(cba:news) bt mon eclipses, and classical novae in general

Joe Patterson jop at astro.columbia.edu
Tue Nov 14 08:49:50 EST 2017


Enrique, David Cejudo, and Donn Starkey have obtained time series on BT 
Mon.  The eclipses are now occurring at the end of the "night" (meaning 
observable interval in darkness) in Europe, and at the beginning of the 
night in the USA.  Since the period slightly exceeds 0.33333333 d, the 
eclipses will creep later and later, and hence become good targets for 
observers at USA longitudes.  Not so good for Europe, generally.
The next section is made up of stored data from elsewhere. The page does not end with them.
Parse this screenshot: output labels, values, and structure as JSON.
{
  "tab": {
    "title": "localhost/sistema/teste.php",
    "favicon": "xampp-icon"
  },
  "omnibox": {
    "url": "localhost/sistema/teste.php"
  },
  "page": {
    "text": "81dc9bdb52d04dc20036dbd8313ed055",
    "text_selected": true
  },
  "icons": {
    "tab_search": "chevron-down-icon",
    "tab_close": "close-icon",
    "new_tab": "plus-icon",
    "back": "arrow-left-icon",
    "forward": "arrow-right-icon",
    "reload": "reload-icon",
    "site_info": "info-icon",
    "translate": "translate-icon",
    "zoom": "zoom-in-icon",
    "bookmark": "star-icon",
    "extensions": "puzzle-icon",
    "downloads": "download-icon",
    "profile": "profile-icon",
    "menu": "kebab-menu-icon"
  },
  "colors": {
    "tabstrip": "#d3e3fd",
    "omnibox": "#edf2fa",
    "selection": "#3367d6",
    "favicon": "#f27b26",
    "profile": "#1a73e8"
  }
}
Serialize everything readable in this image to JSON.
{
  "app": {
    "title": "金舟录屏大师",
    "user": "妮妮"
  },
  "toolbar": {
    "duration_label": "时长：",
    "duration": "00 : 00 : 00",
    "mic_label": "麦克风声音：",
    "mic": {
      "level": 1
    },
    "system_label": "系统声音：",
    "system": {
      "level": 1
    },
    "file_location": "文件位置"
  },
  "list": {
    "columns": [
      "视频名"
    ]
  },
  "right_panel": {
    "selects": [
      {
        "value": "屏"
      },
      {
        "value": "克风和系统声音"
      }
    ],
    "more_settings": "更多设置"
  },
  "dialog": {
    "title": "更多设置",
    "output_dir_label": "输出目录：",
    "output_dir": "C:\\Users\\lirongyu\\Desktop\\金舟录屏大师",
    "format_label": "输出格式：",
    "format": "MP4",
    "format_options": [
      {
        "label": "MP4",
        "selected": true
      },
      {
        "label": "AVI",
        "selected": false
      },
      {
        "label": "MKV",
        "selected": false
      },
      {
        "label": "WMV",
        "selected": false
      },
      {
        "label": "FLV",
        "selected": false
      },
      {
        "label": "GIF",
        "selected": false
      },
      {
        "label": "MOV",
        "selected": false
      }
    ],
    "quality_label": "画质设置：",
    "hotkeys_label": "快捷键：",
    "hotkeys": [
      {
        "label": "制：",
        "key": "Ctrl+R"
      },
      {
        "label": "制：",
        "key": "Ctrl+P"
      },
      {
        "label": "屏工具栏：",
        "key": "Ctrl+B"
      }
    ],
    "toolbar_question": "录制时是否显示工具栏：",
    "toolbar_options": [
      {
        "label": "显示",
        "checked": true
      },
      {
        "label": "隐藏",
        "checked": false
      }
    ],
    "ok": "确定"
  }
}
HOWEVER... while eclipses are the prime motivator, we're interested in 
the whole orbital light curve. Based on this first look, it seems to 
have more bumps and features than past studies have shown.  So consider 
it a good target at other times.

And, on a grander scale...

The  orbital light curves of old novae are very poorly understood. 
Actually, probably not understood at all.  The published studies are 
star-by-star, one to a customer, and usually based on 1-2 high-speed 
light curves.  But erratic flickering is always present, so orbital 
features other than a deep eclipse are never clear from these studies. 
It's easy for us, since we cover many orbital cycles - maybe 50 or more 
(so flickering is smoothed over).

Also, these light curves ought to CHANGE as the cooling of the WD 
proceeds.  So one ought to study the light curves every few years.  It's 
not as simple as just "outburst" and "quiescence".

The *general* trend seems to be: not much variability within 3-4 mag of 
peak, then a small-but-growing amplitude signal emerges.  That's what T 
Pyx showed (see out recent paper), and some others (V1494 Aql, which 
we're studying thoroughly for these effects).  Select some seasonally- 
and magnitude-appropriate old novae, and see what you get.

My favorites this season are V Per and QZ Aur - both eclipsers, but both 
quite faint.  But plenty of other good ones out there (DN Gem and DM Gem 
are candidates; T Aur isn't - but only because we've just finished that 
study, thanks to Shawn, Tonny, and Jim Boardman).  Beautiful result!